Ein Schimmer am Horizont?
Immerhin zeichnen sich langsam erste Fortschritte im Kampf gegen den Pilz ab, der womöglich von südafrikanischen Krallenfröschen stammt: Sie wurden weltweit exportiert, weil man sie früher tatsächlich als Schwangerschaftstest verwendete. Behandelt man aber Frösche zum Beispiel mit bestimmten Bakterien, werden sie immun gegenüber der Krankheit, denn die Mikroben sondern eine Substanz namens Violacein ab, das wie ein Fungizid wirkt. Im Labor konnten Forscher um Reid Harris von der James Madison University in Harrisburg Gebirgs-Gelbschenkelfrösche (Rana muscosa) jedenfalls retten, wenn sie diesen vor dem Kontakt mit dem Pilz gezielt die Mikroben verabreichten.
Nun haben Harris und sein Team ihre Studien erweitert und noch mehr Amphibien getestet, ob ihnen die Bakterienkur hilft – mit Erfolg [3]. Der von ihnen ausgewählte Rotrücken-Waldsalamander (Plethodon cinereus) besitzt das Violacein selbst auf seinem Körper, wo es von ihm eigenen Bakterien abgeschieden wird. Als die Biologen den Amphibien dann weitere Violacein-produzierende Mikroben hinzufügten, erhöhte sich die Konzentration des Wirkstoffs stark, die Tiere waren besser geschützt. "Durch diese Beeinflussung können wir also vielleicht die Resistenz der Lurche gegen den Pilz erhöhen und so katastrophale Bestandseinbrüche bei den Amphibien verhindern", kommentiert Doug Woodhams von der Universität Zürich dieses Ergebnis.

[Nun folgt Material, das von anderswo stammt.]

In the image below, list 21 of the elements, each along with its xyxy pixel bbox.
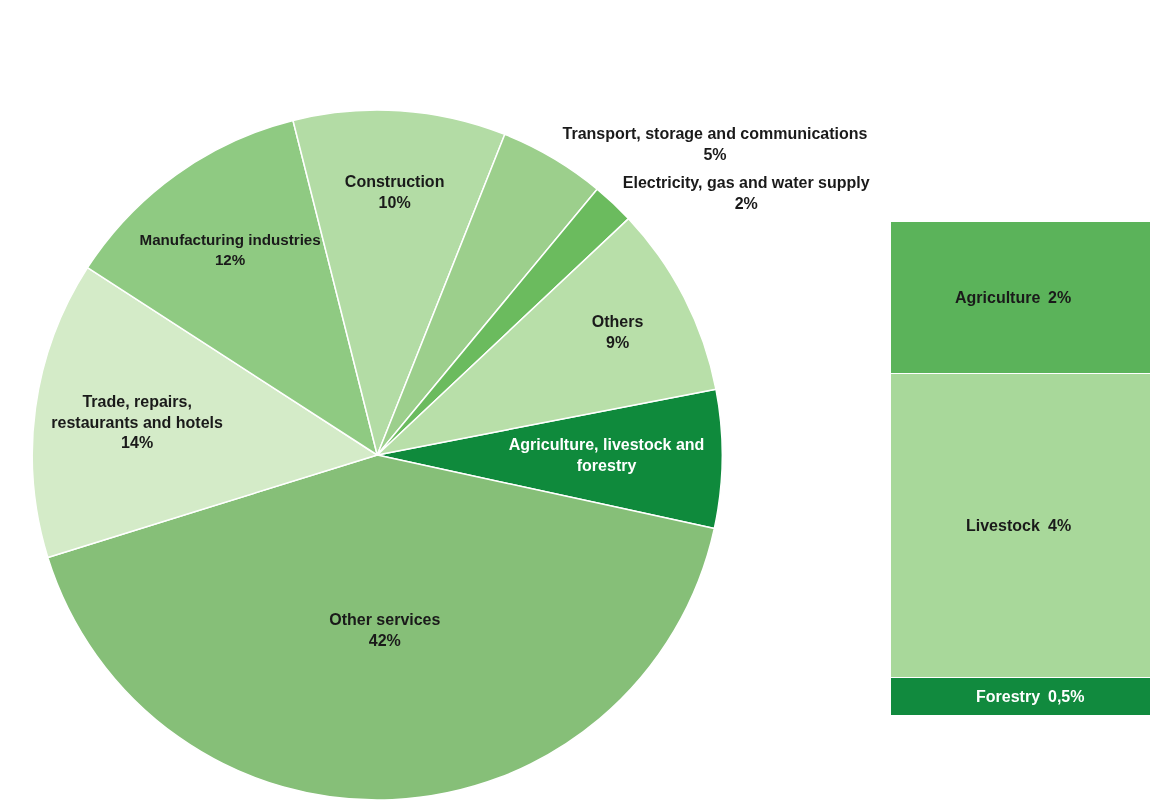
slice-label: Transport, storage and communications <box>562 125 868 143</box>
slice-label: Electricity, gas and water supply <box>622 174 870 192</box>
slice-label: Other services <box>329 611 441 629</box>
data-label: 12% <box>214 250 246 268</box>
slice-label: Others <box>591 313 644 331</box>
slice-label: Trade, repairs, restaurants and hotels <box>51 392 224 431</box>
series-label: Agriculture <box>955 289 1041 306</box>
data-label: 42% <box>368 632 401 650</box>
slice-label: Manufacturing industries <box>139 231 321 249</box>
series-label: Livestock <box>966 517 1040 534</box>
data-label: 5% <box>703 146 727 164</box>
data-label: 2% <box>734 195 758 213</box>
data-label: 9% <box>605 333 630 351</box>
slice-label: Construction <box>344 172 445 190</box>
data-label: 14% <box>121 434 154 452</box>
data-label: 10% <box>378 193 411 211</box>
data-label: 4% <box>1048 517 1072 534</box>
data-label: 2% <box>1048 289 1072 306</box>
series-label: Forestry <box>976 688 1041 705</box>
data-label: 0,5% <box>1048 688 1085 705</box>
slice-label: Agriculture, livestock and forestry <box>508 436 705 474</box>
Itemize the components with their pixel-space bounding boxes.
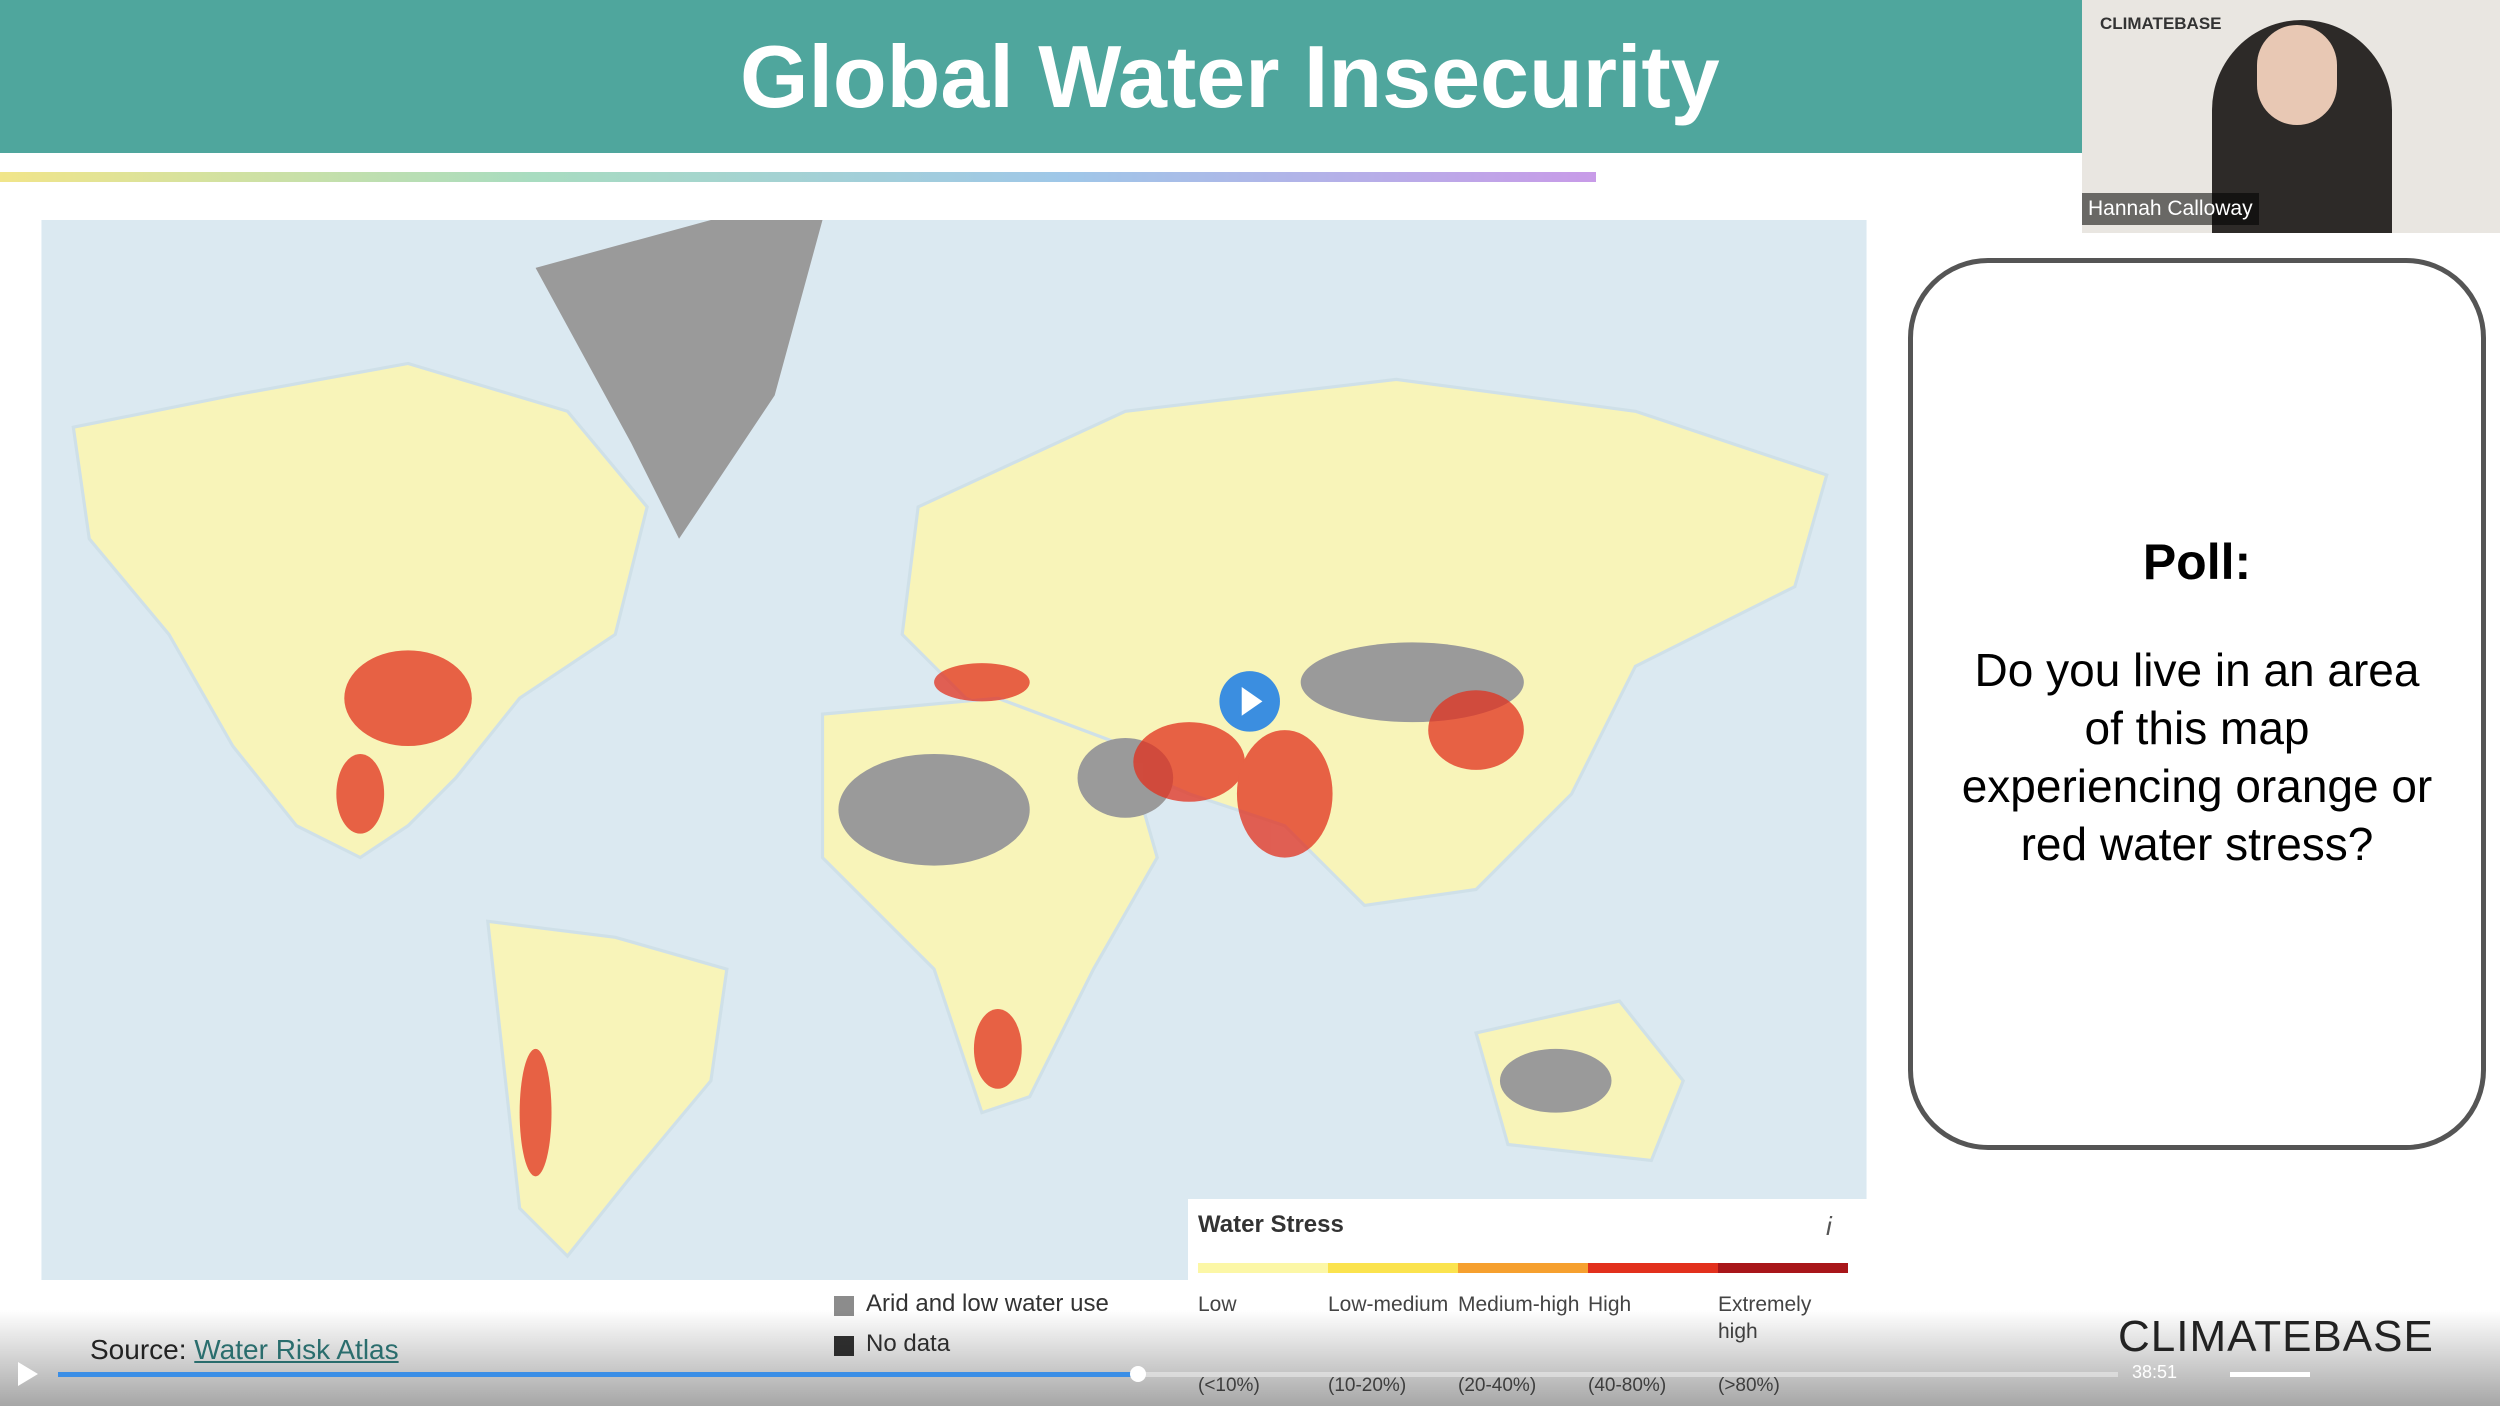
legend-scale: Low (<10%) Low-medium (10-20%) Medium-high (2… <box>1198 1263 1848 1403</box>
legend-range: (40-80%) <box>1588 1375 1666 1397</box>
legend-label: Arid and low water use <box>866 1290 1109 1317</box>
source: Source: Water Risk Atlas <box>90 1334 399 1366</box>
legend-swatch <box>834 1336 854 1356</box>
legend-swatch <box>834 1296 854 1316</box>
speaker-face <box>2257 25 2337 125</box>
legend-label: Low-medium <box>1328 1293 1449 1316</box>
slide-title: Global Water Insecurity <box>740 27 1720 126</box>
player-brand: CLIMATEBASE <box>2118 1312 2434 1361</box>
poll-box: Poll: Do you live in an area of this map… <box>1908 258 2486 1150</box>
poll-question: Do you live in an area of this map exper… <box>1961 644 2433 870</box>
play-icon <box>1241 687 1263 716</box>
legend-label: Low <box>1198 1293 1237 1316</box>
legend-label: No data <box>866 1330 950 1358</box>
legend-label: Medium-high <box>1458 1293 1580 1316</box>
player-controls: Source: Water Risk Atlas CLIMATEBASE 38:… <box>0 1310 2500 1406</box>
progress-handle[interactable] <box>1130 1366 1146 1382</box>
legend-range: (<10%) <box>1198 1375 1260 1397</box>
volume-slider[interactable] <box>2230 1372 2310 1377</box>
legend-range: (10-20%) <box>1328 1375 1406 1397</box>
time: 38:51 <box>2132 1362 2178 1382</box>
speaker-name: Hannah Calloway <box>2082 193 2259 225</box>
video-tile: CLIMATEBASE Hannah Calloway <box>2082 0 2500 233</box>
slide-title-box: Global Water Insecurity <box>0 0 2500 153</box>
legend-label: High <box>1588 1293 1632 1316</box>
legend-label: Extremely high <box>1718 1293 1812 1343</box>
play-button[interactable] <box>18 1362 38 1386</box>
high-stress-areas <box>336 650 1524 1177</box>
legend-swatch <box>1328 1263 1458 1273</box>
legend-swatch <box>1588 1263 1718 1273</box>
greenland <box>535 220 823 539</box>
legend-swatch <box>1458 1263 1588 1273</box>
legend-range: (>80%) <box>1718 1375 1780 1397</box>
title-bar <box>0 0 2082 153</box>
poll-title: Poll: <box>2142 534 2252 590</box>
legend-swatch <box>1718 1263 1848 1273</box>
legend-swatch <box>1198 1263 1328 1273</box>
world-map <box>41 220 1867 1280</box>
map-legend: Water Stress i Low (<10%) Low-medium (10-20… <box>1188 1199 1867 1406</box>
legend-info[interactable]: i <box>1826 1211 1832 1241</box>
gradient-rule <box>0 172 1596 182</box>
tile-brand: CLIMATEBASE <box>2100 14 2222 33</box>
legend-title: Water Stress <box>1198 1211 1344 1238</box>
progress-fill <box>58 1372 1138 1377</box>
source-link[interactable]: Water Risk Atlas <box>194 1334 399 1365</box>
source-label: Source: <box>90 1334 187 1365</box>
legend-range: (20-40%) <box>1458 1375 1536 1397</box>
continents <box>71 361 1829 1259</box>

Eines ist jedenfalls klar: Gegenmaßnahmen müssen möglichst rasch kommen, denn Amphibien bilden eine der am stärksten gefährdeten Tiergruppen weltweit. Von den rund 6000 Arten ist mindestens ein Drittel im Fortbestand gefährdet. Und Batrachochytrium dendrobatidis breitet sich weiterhin rasend schnell aus – was die Furcht von Froschfreunden wie Kevin Smith nährt: "Es gehen vor allem die ungewöhnlichsten Frösche verloren, die biologisch interessant sind. Batrachochytrium macht die Welt langweiliger."